Thoughts on thoughts

10/21/21


Thoughts. They come and go. But they are always there. Sometimes they provide pure happiness, sometimes they trigger discomfort in us. Thoughts dominate our actions, our everyday life, how we encounter ourselves and others. Are we even aware of their power? What would happen if we simply titled our thoughts as thoughts, identified less with them?

 

Have you ever had a situation where you were talking to a close friend and told him/her about your fears and that friend asked you the counter question, "But why do you think that?" Once we are confronted with the question, we quickly run out of answers. Where do these fears, worries, blocks, emotions come from? They arise on the basis of experiences that we have had as well as those that have been brought to us. These experiences are the ideal breeding ground for thoughts - positive and negative. 

 

A conscious encounter with our own thoughts is therefore essential for our mental and physical well-being. Daily mindfulness helps us to unmask deeply anchored beliefs and thus practice more self-love.

 

My way to organize my thoughts are meditation on the one hand and writing on the other hand - often the combination of both. In meditation I give myself the space to observe. I observe what thoughts arise, how those thoughts make me feel, and how much I identify with them. I try to put myself in the position of an investigator who observes his subjects behind a mirrored windowpane. It took quite a while until my first reaction was no longer to open my eyes and banish my feelings, but to endure it. I think that's the hardest thing in a noisy world like ours. We are used to finding an instant distraction just when we need it. 

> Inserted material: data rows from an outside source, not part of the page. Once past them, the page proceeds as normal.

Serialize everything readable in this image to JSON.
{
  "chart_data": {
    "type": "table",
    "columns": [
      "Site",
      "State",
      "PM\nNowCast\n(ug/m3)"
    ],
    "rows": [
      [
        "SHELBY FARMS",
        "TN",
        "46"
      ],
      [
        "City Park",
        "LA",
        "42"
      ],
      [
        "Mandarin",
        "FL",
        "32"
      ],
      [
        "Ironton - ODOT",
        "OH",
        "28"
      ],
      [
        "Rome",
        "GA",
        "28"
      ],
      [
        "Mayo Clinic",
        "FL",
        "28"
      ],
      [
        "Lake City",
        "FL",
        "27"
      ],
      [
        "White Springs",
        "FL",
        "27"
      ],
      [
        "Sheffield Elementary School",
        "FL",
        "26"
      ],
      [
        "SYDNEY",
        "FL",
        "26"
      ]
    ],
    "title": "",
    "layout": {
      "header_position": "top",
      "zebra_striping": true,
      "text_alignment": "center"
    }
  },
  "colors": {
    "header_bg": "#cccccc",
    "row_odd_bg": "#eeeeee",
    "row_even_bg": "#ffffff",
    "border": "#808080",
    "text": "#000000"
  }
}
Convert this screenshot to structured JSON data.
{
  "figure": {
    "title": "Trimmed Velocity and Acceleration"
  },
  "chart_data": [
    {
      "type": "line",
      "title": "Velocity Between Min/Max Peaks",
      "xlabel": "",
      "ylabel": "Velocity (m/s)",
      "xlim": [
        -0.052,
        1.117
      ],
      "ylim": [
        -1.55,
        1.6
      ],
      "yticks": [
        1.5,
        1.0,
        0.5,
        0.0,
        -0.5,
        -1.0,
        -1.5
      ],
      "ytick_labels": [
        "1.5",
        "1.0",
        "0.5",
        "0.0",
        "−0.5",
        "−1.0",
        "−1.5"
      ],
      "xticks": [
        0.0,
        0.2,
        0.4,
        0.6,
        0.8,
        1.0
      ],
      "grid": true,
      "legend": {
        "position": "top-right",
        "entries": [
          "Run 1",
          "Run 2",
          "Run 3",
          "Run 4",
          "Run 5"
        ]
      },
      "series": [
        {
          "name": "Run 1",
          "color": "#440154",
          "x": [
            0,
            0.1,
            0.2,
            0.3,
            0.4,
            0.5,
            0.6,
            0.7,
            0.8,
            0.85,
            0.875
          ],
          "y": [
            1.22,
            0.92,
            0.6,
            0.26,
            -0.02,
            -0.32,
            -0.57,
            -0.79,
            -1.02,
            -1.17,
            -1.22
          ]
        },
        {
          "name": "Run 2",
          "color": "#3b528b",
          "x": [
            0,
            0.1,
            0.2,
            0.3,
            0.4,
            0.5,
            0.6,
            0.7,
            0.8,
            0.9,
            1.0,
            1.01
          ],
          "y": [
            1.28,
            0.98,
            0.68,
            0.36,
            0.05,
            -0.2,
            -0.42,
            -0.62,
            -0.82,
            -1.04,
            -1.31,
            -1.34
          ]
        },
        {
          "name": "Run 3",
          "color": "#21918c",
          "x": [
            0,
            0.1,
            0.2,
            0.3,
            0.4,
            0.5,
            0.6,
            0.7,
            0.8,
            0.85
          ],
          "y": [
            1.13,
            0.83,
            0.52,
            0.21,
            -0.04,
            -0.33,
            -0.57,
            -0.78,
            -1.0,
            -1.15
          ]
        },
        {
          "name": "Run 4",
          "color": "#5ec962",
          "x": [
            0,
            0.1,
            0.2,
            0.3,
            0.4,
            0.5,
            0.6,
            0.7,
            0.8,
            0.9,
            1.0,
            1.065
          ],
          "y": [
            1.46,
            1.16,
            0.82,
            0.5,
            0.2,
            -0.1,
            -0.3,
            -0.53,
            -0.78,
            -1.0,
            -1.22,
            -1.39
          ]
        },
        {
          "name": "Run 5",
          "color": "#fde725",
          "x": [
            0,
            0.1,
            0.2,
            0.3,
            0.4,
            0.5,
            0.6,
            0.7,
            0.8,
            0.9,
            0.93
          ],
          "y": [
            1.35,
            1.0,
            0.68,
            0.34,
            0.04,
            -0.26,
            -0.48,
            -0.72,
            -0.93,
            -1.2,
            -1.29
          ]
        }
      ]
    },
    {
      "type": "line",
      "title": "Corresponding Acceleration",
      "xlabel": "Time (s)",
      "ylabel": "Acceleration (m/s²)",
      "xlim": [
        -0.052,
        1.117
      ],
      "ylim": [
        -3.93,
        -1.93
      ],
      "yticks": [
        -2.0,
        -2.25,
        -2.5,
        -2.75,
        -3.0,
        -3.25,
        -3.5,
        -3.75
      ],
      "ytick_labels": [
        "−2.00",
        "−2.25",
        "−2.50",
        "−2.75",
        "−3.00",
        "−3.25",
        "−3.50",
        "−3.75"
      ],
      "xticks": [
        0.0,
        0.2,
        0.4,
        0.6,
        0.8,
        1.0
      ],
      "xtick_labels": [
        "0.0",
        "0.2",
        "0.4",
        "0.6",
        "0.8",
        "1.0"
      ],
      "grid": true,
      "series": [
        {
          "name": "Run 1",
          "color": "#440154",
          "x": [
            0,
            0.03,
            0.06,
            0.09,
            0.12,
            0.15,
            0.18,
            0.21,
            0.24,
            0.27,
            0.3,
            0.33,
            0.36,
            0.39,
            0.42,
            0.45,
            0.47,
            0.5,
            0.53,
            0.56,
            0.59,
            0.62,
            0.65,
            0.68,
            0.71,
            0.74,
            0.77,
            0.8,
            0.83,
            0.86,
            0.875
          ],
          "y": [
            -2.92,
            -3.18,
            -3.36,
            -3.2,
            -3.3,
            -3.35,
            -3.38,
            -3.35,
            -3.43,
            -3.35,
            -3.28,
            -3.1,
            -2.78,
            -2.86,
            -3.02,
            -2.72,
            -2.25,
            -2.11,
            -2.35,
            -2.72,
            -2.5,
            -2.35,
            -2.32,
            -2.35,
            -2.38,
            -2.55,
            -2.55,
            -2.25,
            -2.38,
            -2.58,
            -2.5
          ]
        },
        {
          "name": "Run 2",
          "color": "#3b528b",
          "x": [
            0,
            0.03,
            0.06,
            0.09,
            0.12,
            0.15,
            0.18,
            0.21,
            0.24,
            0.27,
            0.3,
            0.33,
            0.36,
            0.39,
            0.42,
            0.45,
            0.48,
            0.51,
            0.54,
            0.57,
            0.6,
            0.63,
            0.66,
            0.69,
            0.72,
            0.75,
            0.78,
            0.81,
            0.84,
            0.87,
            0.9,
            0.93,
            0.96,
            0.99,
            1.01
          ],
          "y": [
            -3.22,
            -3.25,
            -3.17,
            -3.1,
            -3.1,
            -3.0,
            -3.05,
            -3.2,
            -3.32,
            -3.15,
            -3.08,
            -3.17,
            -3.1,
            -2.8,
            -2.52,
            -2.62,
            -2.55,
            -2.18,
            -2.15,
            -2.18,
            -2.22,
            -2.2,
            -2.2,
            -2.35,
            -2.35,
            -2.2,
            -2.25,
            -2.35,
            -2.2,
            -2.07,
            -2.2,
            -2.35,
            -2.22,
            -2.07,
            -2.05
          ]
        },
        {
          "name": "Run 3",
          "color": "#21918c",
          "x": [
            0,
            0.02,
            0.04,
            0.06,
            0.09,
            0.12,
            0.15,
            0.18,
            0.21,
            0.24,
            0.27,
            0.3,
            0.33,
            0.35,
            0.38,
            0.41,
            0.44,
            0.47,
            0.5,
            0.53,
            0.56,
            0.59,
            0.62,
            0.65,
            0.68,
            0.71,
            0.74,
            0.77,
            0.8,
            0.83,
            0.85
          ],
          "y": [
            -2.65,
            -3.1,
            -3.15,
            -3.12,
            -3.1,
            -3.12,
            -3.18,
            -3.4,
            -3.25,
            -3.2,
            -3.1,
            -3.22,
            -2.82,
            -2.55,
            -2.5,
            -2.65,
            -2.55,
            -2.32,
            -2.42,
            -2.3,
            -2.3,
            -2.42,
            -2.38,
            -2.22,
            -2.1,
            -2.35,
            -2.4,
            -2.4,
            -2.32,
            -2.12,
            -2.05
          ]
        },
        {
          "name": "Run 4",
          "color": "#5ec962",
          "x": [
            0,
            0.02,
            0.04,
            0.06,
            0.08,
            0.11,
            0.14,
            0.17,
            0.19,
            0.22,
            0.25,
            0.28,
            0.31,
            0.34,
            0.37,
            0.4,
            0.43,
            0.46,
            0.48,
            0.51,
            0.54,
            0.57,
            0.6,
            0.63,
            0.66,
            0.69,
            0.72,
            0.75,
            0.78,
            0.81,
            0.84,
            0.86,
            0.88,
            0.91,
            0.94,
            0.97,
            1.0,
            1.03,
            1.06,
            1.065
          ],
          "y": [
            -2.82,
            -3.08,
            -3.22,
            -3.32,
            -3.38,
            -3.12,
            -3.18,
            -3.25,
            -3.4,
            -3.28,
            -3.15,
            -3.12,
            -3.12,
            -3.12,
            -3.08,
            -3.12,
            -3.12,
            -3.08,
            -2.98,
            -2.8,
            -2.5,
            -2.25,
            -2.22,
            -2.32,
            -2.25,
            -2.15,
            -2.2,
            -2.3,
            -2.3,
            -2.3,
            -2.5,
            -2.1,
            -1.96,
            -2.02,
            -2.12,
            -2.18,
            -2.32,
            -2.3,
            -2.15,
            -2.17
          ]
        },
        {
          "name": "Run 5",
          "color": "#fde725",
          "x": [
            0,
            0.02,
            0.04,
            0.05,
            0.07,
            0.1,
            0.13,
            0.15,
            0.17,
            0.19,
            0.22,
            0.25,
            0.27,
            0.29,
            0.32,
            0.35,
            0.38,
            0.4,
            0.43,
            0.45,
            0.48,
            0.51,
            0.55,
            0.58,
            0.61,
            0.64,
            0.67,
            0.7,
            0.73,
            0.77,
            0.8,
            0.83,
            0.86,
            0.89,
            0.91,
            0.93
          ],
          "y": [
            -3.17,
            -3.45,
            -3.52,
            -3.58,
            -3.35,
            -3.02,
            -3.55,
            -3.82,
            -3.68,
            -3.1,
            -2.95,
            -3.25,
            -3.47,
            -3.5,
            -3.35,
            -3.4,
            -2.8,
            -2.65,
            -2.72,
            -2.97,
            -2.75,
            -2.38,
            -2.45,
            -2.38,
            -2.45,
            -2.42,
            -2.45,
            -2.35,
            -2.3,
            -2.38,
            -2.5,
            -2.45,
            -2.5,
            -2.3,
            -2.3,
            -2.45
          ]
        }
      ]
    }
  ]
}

One exercise that has helped me along the way is distancing myself from my thoughts. By now I am aware that I am not my thoughts, but the implementation is lacking from time to time. 

 

Pema Chödron, a Buddhist nun, talked in her book When things fall apart about teaching a trick for dealing with one's thoughts. Namely, she recommends keeping the monkey-mind in check by saying "thinking" in your head whenever a thought comes up. Meekly and compassionately, we can use this to push our thoughts aside and can remain in a calm and relaxed state, because often they are just thoughts that merely want to keep us busy and are less in need of our deep devotion.

 

If thoughts arise that are not just about trivialities, but reveal deep beliefs, then it helps to discover these in meditation and then to deal with them. In my case, this is my journal. I take it in my hand and just start writing. Now all thoughts get their space and are written down. In the course of the writing process a solution for the problem is found as if by itself or if this is not the case, it is now a more present topic for me, which I want to pay more attention to from now on in order to be able to find a solution. 

 

In this way I filter my thoughts and break it down to the most necessary. Because not all thoughts are equal and need your attention. There are rather a few thoughts where it is worth listening to. These will open your eyes.